If Jayavarman indeed controlled the traditional Paramara territory of Malwa, he may have suffered some reverses at his southern frontier: the contemporary southern kings such as the Chalukya ruler Jagadhekamalla II and the Hoysala ruler Vishnuvardhana claim victories over Malava (that is, Malwa) in their inscriptions.

== Last days and succession ==

The Paramara genealogy after Jayavarman is not clear, as different inscriptions provide varying details about his successors.

Some years after Jayavarman's ascension, the Paramara territory came under the rule of a person named Ballala, who is called the king of Dhara in the 1160 Veraval inscription, the king of Malava in a Mount Abu inscription, and the king of Avanti in Hemachandra's Dvyashraya Kavya. Modern scholars variously speculate him to be a former Paramara feudatory, a Hoysala chief, or a governor installed by the Chalukyas of Kalyani.

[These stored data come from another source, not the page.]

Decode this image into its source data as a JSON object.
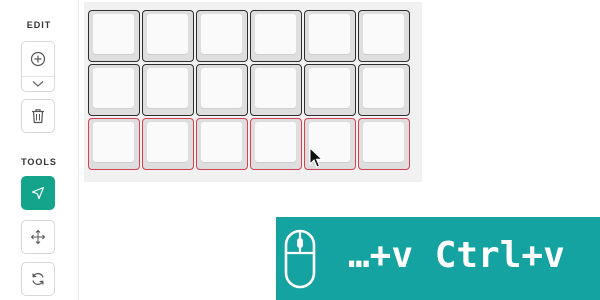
{
  "toolbar": {
    "edit_label": "EDIT",
    "tools_label": "TOOLS",
    "buttons": [
      {
        "name": "add",
        "icon": "plus-circle-icon"
      },
      {
        "name": "add-options",
        "icon": "chevron-down-icon"
      },
      {
        "name": "delete",
        "icon": "trash-icon"
      },
      {
        "name": "select",
        "icon": "pointer-arrow-icon",
        "active": true
      },
      {
        "name": "move",
        "icon": "move-arrows-icon"
      },
      {
        "name": "rotate",
        "icon": "rotate-icon"
      }
    ]
  },
  "colors": {
    "accent": "#14a38b",
    "overlay": "#14a3a1",
    "key_border": "#2e2e2e",
    "selected_border": "#d2414f"
  },
  "keyboard": {
    "rows": 3,
    "columns": 6,
    "selected_row": 3
  },
  "overlay": {
    "icon": "mouse-icon",
    "text": "…+v Ctrl+v"
  }
}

He was defeated by the Chaulukyas, who re-occupied the Paramara territory in the 1150s.

Meanwhile, the Paramara royals appear to have moved to the area around present-day Bhopal, where their inscriptions have been discovered. In these inscriptions, they assume the low-status title mahakumara. Their political relation with the Chaulukyas is not certain. The move to Bhopal probably happened during Jayavarman's time, as an inscription mentions his grant of some places in the Mahadvadashaka-mandala region. The inscription records the confirmation of these grants by his brother Lakshmivarman, so it appears that Jayavarman lost the newly created principality of Bhopal, possibly to an invasion from the east by the Chandela king Madanavarman. He probably died in a conflict against the Chaulukyas, and the Bhopal area was recaptured by his brother Lakshmivarman.

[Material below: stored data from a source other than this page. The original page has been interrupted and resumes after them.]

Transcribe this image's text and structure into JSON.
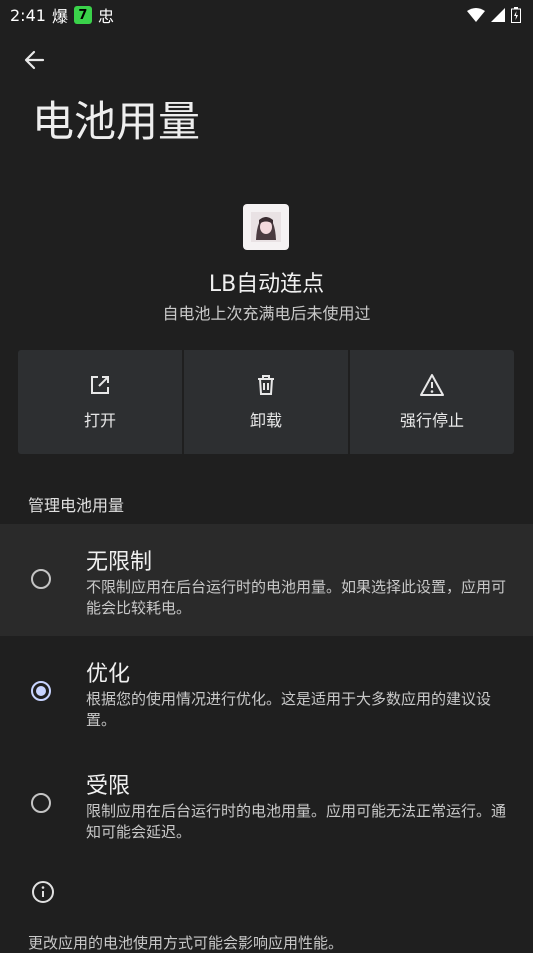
{
  "status_bar": {
    "time": "2:41",
    "notif_1": "爆",
    "notif_2": "7",
    "notif_3": "忠"
  },
  "page": {
    "title": "电池用量"
  },
  "app": {
    "name": "LB自动连点",
    "subtitle": "自电池上次充满电后未使用过"
  },
  "actions": [
    {
      "label": "打开",
      "icon": "open-external-icon"
    },
    {
      "label": "卸载",
      "icon": "trash-icon"
    },
    {
      "label": "强行停止",
      "icon": "warning-icon"
    }
  ],
  "section": {
    "header": "管理电池用量"
  },
  "options": [
    {
      "title": "无限制",
      "desc": "不限制应用在后台运行时的电池用量。如果选择此设置，应用可能会比较耗电。",
      "selected": false
    },
    {
      "title": "优化",
      "desc": "根据您的使用情况进行优化。这是适用于大多数应用的建议设置。",
      "selected": true
    },
    {
      "title": "受限",
      "desc": "限制应用在后台运行时的电池用量。应用可能无法正常运行。通知可能会延迟。",
      "selected": false
    }
  ],
  "footer": {
    "text": "更改应用的电池使用方式可能会影响应用性能。"
  },
  "colors": {
    "background": "#1f1f1f",
    "button_bg": "#2d2f31",
    "accent": "#c8d4ff"
  }
}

Lakshmivarman's son Harishchandra and grandson Udayavarman ruled after him: none of these princes appear to have made an attempt to recapture their ancestral kingdom. Sometime before 1190, Jayavarman's son Vindhyavarman regained control of a substantial part of the former Paramara territory, possibly during the reign of the Chaulukya king Mularaja II.

== Ujjain inscription ==

Only one inscription issued by Jayavarman, found at Ujjain by James Tod, is available. The date of the inscription was probably present on its second copper plate, which is now lost. Tod presented the inscription to the Royal Asiatic Society of Great Britain and Ireland in 1824; it was later moved to the British Museum in London. The inscription's text was edited by H. T. Colebrooke with a facsimile and a translation, amended by F. E. Hall, and later re-edited by F. Kielhorn (1890) and H. V. Trivedi (1991).

The inscription is written in Sanskrit language and Nagari script. Like many other Paramara inscriptions, it first praises the god Shiva, and provides a genealogy of the Paramara dynasty. It mentions the kings Udayaditya, Naravarman, Yashovarman, and Jayavarman. All the kings are titled Parama-bhattaraka, Maharajadhiraja, and Parameshvara. The inscription then states that Jayavarman, who was residing at Vardhamana-pura (modern Badnawar) at the time the inscription was issued, had granted the Mayamodaka village connected to Vatakhetaka, while he was staying at Chandrapuri. Vatakhetaka may be identified with present-day Barkheda; Chandrapuri was possibly located around modern Bhopal area, where Jayavarman stayed during the Chaulukya occupation of Malwa, and made the grant of Mayamodaka. After regaining control of Malwa, he seems to have issued the Ujjain inscription confirming the grant as the king of Malwa.

The name of the donee is lost, but he was a man of Bharadvaja gotra, a resident of Raja-Brahmapuri, and a native of Adriyalaviddhavari in Dakshina-desha ("southern country").